Northern German state announces end of oil extraction in Wadden Sea by 2041
Clean Energy Wire
Northern German state Schleswig-Holstein will end the extraction of oil in the marine national park Wadden Sea by 2041, the state’s environment ministry has said. The license for operating the drilling platform Mittelplate will expire in that year and no new ones be issued, which prompted operator Wintershall Dea to withdraw its pending applications. “With this agreement, we ring in the definitive end of the fossil age also in the Wadden Sea,” said Schleswig-Holstein’s environment minister, Tobias Goldschmidt. Deconstruction of the platform is scheduled to start in the 2030s, the ministry added. “Despite high safety standards, the drilling platform Mittelplate already resembled an alien body in this extremely sensitive environment,” minister Goldschmidt said. The Wadden Sea that straddles the Netherlands, Germany, and Denmark was listed as a natural heritage area in 2009 by UNESCO under the premise that oil extraction and exploration areas are excluded as enclaves. However, Wintershall Dea in the past years had made efforts to extend its operations in the area, which the responsible environment ministry rejected. The UNESCO committee, meanwhile, had voiced concerns whether the Wadden Sea’s status can be maintained if fossil fuel extraction was expanded. As part of the deal between the fossil fuel company and the state, the minimum levy for oil extraction will be reduced from 21 to 15 percent of revenues, the ministry said. The national minimum is 10 percent, which is why Wintershall Dea had litigated against the higher rate in Schleswig-Holstein. “With this agreement, we achieved a solution outside of court,” minister Goldschmidt said.

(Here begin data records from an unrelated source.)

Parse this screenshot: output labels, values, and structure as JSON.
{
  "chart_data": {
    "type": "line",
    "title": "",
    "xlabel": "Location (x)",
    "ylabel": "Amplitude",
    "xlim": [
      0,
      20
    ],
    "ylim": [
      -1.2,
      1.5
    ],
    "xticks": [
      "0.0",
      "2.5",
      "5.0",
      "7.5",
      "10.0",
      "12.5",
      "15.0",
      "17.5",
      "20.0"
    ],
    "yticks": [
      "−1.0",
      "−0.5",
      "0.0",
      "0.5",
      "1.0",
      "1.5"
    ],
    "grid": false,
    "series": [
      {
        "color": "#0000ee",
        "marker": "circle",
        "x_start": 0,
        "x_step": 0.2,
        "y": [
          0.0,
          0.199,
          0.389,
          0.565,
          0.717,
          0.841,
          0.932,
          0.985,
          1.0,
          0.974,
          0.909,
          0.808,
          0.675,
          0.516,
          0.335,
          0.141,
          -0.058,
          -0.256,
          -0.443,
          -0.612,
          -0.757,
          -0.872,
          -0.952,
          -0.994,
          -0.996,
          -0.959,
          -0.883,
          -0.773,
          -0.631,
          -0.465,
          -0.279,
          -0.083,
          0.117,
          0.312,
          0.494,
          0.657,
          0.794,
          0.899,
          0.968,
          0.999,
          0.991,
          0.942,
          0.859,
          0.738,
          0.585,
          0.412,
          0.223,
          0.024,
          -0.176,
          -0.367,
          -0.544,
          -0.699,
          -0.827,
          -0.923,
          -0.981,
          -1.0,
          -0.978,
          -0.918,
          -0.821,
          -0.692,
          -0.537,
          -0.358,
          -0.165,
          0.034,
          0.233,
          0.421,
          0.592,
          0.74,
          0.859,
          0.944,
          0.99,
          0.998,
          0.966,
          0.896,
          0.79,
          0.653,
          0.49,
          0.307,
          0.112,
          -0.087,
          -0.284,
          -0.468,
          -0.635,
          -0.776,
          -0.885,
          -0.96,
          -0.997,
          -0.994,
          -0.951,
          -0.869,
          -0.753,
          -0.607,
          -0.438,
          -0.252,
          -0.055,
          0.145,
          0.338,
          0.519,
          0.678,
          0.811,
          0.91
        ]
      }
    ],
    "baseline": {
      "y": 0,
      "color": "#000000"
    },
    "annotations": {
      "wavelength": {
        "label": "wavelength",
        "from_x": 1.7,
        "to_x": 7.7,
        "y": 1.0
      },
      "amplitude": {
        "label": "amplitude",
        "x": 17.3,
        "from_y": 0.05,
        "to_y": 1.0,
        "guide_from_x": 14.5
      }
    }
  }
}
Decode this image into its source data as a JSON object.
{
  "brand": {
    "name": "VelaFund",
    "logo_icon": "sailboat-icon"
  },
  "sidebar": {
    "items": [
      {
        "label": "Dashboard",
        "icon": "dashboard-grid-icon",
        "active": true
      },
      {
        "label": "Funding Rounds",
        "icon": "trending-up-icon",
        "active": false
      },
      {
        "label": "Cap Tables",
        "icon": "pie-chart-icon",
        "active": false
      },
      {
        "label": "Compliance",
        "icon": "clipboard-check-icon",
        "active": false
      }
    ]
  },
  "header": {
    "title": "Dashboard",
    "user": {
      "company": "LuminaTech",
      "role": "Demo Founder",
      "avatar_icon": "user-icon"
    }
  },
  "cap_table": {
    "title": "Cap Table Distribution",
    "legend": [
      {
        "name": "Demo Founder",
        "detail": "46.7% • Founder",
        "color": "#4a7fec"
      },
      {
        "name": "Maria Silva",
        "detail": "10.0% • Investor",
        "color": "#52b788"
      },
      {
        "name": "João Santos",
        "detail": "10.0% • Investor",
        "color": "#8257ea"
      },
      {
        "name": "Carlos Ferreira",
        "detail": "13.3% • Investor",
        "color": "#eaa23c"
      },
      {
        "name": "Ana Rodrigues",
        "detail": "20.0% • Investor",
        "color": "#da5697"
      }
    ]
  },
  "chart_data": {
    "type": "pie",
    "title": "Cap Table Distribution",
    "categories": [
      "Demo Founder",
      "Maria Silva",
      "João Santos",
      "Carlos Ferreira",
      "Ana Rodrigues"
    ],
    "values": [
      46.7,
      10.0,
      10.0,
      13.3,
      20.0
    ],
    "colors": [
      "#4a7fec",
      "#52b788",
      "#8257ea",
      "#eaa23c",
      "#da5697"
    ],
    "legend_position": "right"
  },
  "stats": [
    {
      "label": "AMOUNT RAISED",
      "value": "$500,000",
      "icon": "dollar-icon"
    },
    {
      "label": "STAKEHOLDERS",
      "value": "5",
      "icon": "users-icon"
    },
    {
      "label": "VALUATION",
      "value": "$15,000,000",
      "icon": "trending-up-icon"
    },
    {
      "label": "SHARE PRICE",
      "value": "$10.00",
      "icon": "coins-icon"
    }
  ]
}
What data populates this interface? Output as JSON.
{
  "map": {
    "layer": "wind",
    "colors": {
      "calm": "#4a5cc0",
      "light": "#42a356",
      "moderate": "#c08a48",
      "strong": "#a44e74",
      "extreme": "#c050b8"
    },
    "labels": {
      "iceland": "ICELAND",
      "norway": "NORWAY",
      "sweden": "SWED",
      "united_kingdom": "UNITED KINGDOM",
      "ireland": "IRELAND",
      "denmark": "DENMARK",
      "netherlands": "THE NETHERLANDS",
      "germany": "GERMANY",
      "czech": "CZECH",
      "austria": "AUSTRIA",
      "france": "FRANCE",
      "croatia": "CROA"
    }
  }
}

NGO Environmental Action Germany (DUH) welcomed the plans to end oil extraction in the national park and called on the company to end its other operations in the area already before the deadline year. DUH had taken steps to litigate any extension of operations before the deal was struck between Wintershall Dea and the state government. “Extraction in the middle of the natural heritage area Wadden Sea has been a scandal for decades because it puts this unique environment in danger,” NGO head Sascha Müller-Kraenner said. “We call on the oil and gas company to end existing extraction projects well before 2035,” he added. DUH said the step would give a boost to efforts for ending fossil fuel extraction across Germany. “Oil and gas projects have no future,” said DUH energy expert Constantin Zerger. “While Schleswig-Holstein’s environment ministry has recognised this, Lower Saxony still has to see the writing on the wall,” Zerger argued. DUH has also litigated against gas extraction in the neighbouring coastal state, achieving a ban by courts in the Netherlands. “The Lower Saxony state government now must do the same,” Zerger said.
Germany covered just 6 percent of its natural gas and 2 percent of oil demand with domestic supplies in 2023 as production continues to sink, according to an indsustry report. In 2022, the European Union imported 62.5 percent of the energy it consumed – the highest level of dependency since at least 1990 – while its own production and stock changes satisfied only 37.5 percent of its needs. Germany’s energy import dependency was still higher at 68.6 percent – an increase compared to the previous year’s 63.4 percent.